North Carolina Democrats seem poised to make education the centerpiece of the 2016 campaign. And why not? Per pupil spending is among the lowest in the nation, teachers are leaving for other professions or other states, and teacher pay has slipped far below the national average. Besides, Democrats have always been the party of education and North Carolina has a long history of making public schools, community colleges, and universities a priority.

However, a poll shows that, nationally, Democrats are losing their edge. According to the poll by Global Strategies Group and commissioned by Third Way last year, Democrats are seen as the party “pouring money into a broken system” and “blaming poverty for problems with public education.” The party has seen their advantage on education shift from around 20% to about 8% over the Republicans.

If Kentucky is any indication, Republicans smell blood.
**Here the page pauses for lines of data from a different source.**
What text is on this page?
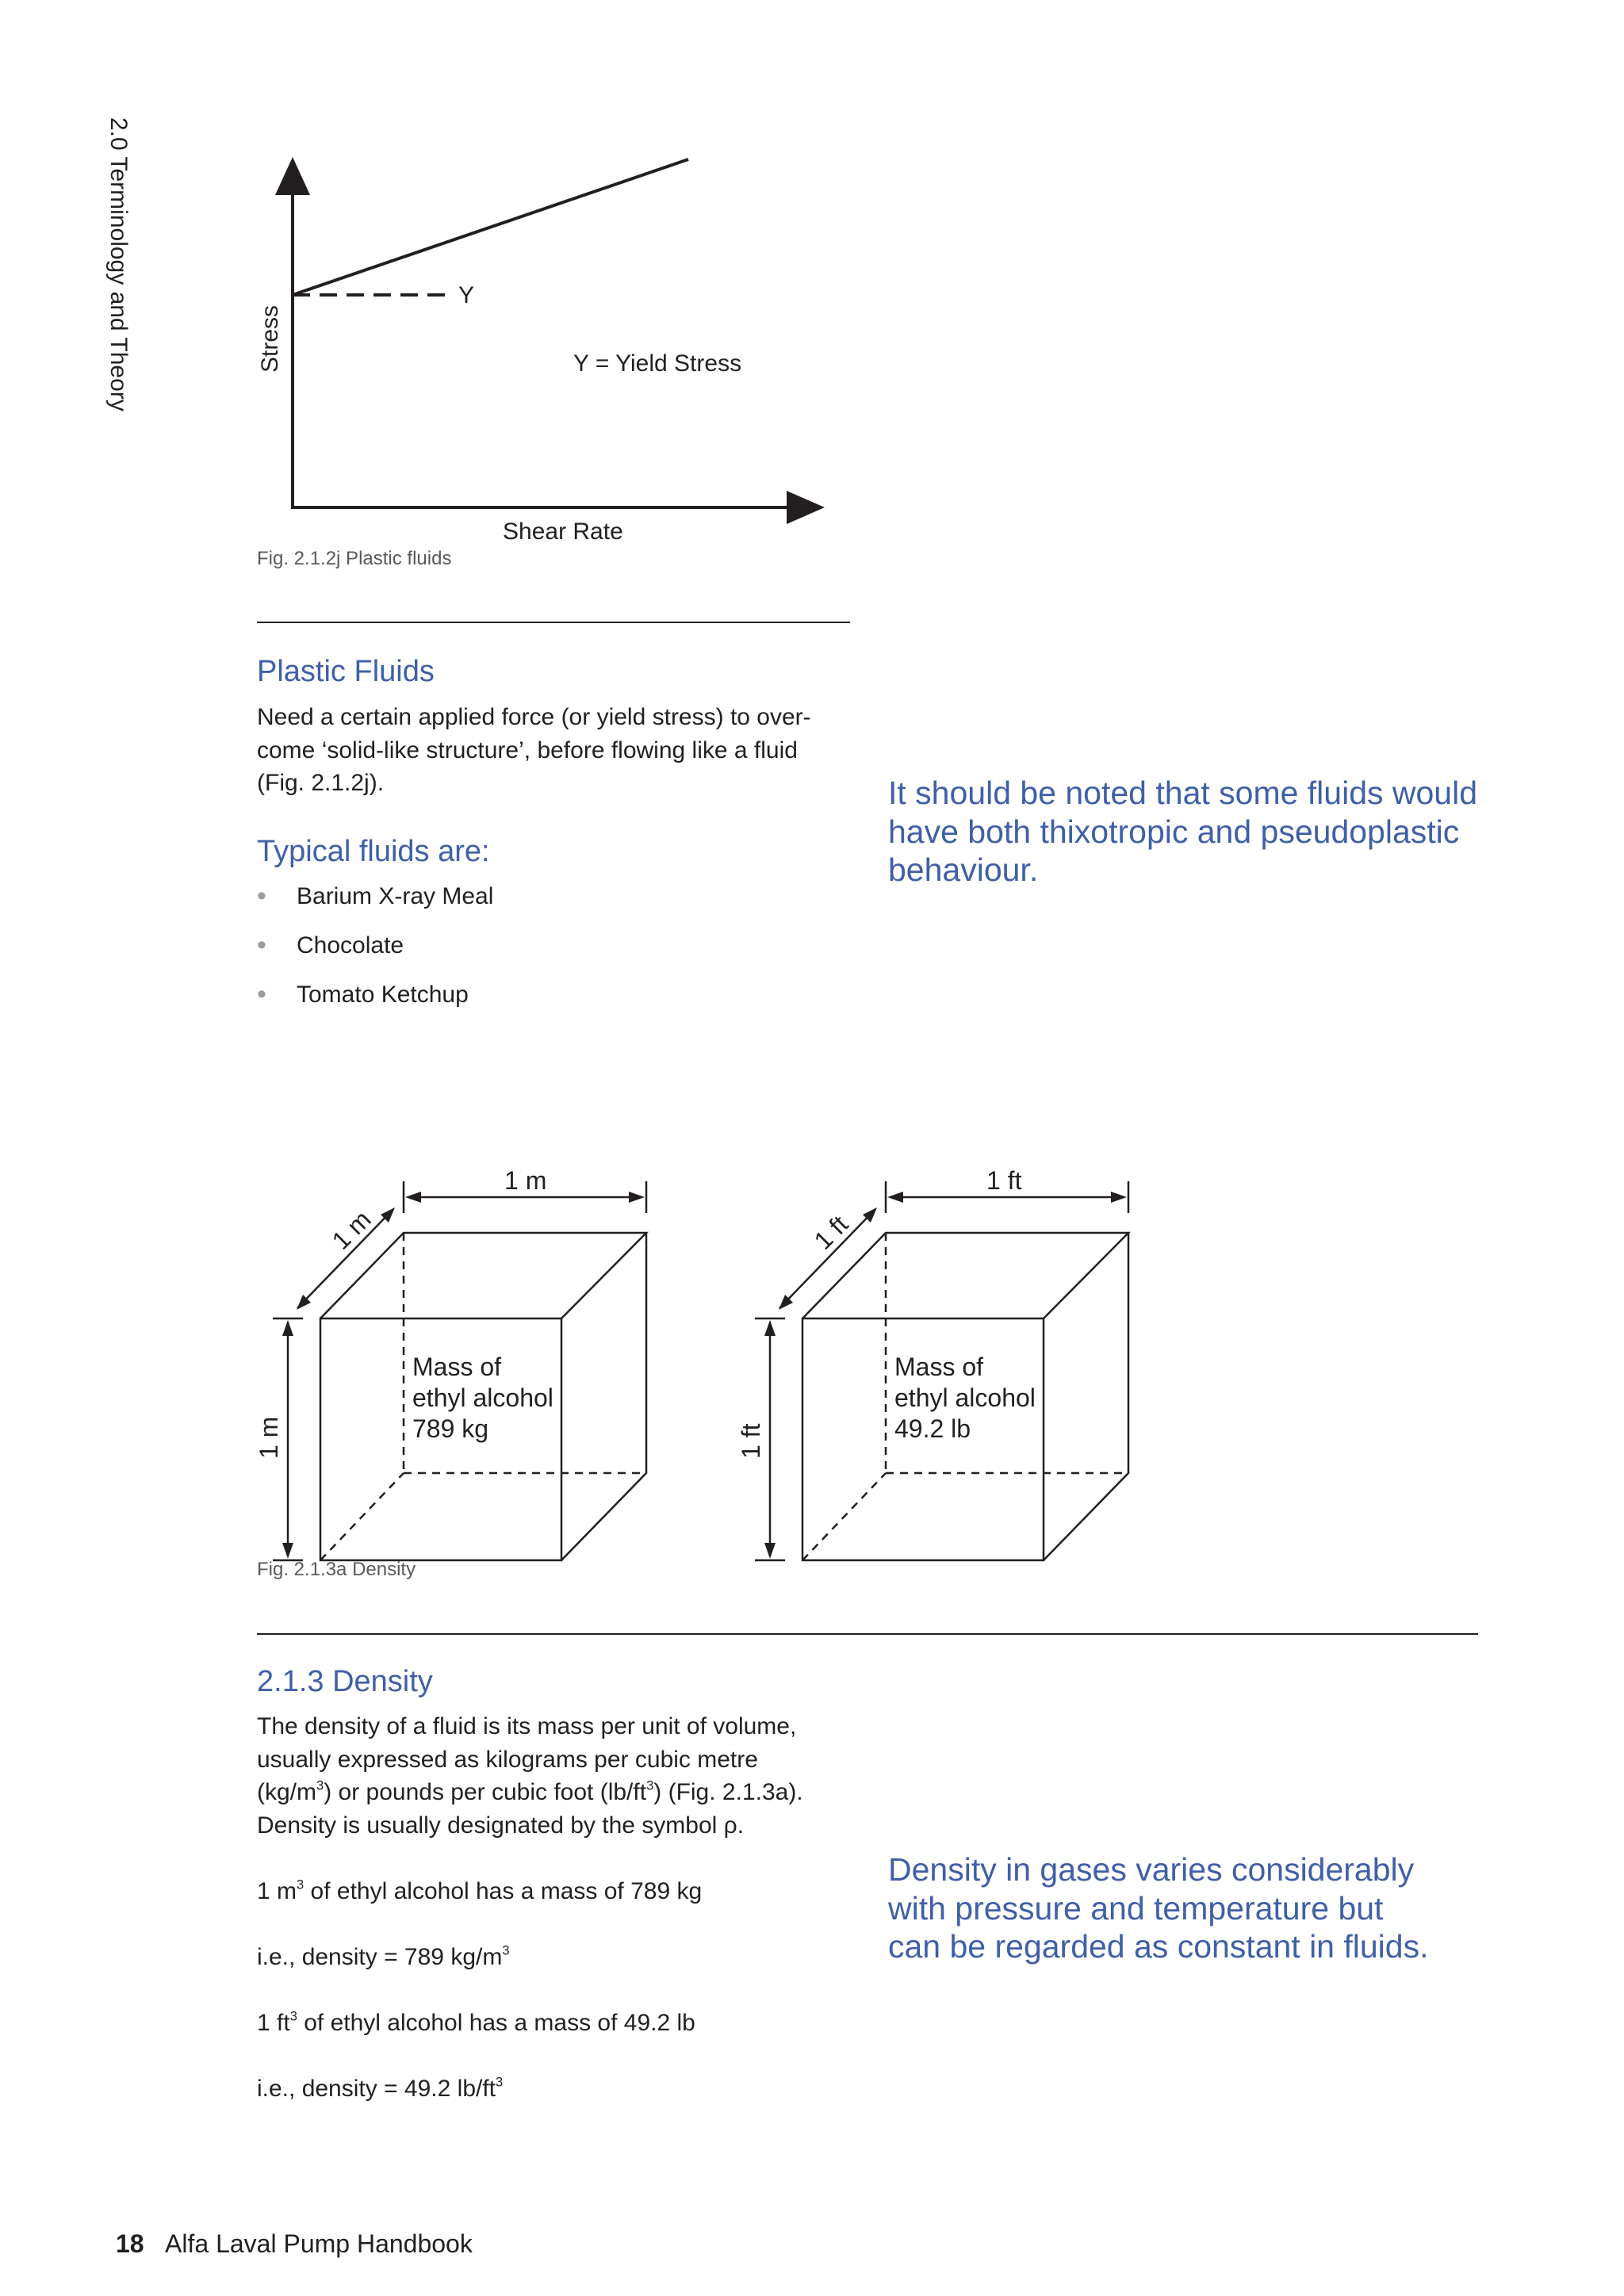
2.0 Terminology and Theory	Y
Y = Yield Stress
Shear Rate
Stress
Fig. 2.1.2j Plastic fluids
Plastic Fluids

Need a certain applied force (or yield stress) to over-

come ‘solid-like structure’, before flowing like a fluid

(Fig. 2.1.2j).

Typical fluids are:
• Barium X-ray Meal
• Chocolate
• Tomato Ketchup
It should be noted that some fluids would
have both thixotropic and pseudoplastic
behaviour.
1 m
1 m
1 m
Mass of
ethyl alcohol
789 kg
1 ft
1 ft
1 ft
Mass of
ethyl alcohol
49.2 lb
Fig. 2.1.3a Density
2.1.3 Density

The density of a fluid is its mass per unit of volume,

usually expressed as kilograms per cubic metre

$(kg/m^3)$ or pounds per cubic foot $(lb/ft^3)$ (Fig. 2.1.3a).

Density is usually designated by the symbol ρ.

1 $m^3$ of ethyl alcohol has a mass of 789 kg

i.e., density = 789 $kg/m^3$

1 $ft^3$ of ethyl alcohol has a mass of 49.2 lb

i.e., density = 49.2 $lb/ft^3$

Density in gases varies considerably
with pressure and temperature but
can be regarded as constant in fluids.
18 Alfa Laval Pump Handbook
During the gubernatorial contest this fall, Americans for Prosperity ran ads targeting African-American voters and accusing Democratic candidate Jack Conway of keeping children in failing schools. Whether it worked or not will take a deeper dive into the election returns, but AFP wouldn’t have paid for the ad unless they had some data to show that it might work.

North Carolina is not Kentucky, or the broader United States, for that matter. Republicans have cut funding for public schools and universities in a state that prides itself on its commitment to education. However, the poll indicates that Democrats need a broader narrative than just criticizing the GOP or promising to return funding and raising teacher pay. They need to offer new ideas about to improve public education and counter the GOP plans to shift public funds into private schools.

Republicans are banking on their “school choice” programs to capture the imagination of families who live in areas where schools are failing and also to pay off their religious base. For people who live in areas where schools have been struggling for generations, the choice idea is attractive. Democrats need to come up with an alternative. Raising teacher pay to the national average and increasing per pupil spending should certainly part of the equation, but Democrats need to offer real solutions to improve chronically failing schools, not just point out that economic disparity causes the problems.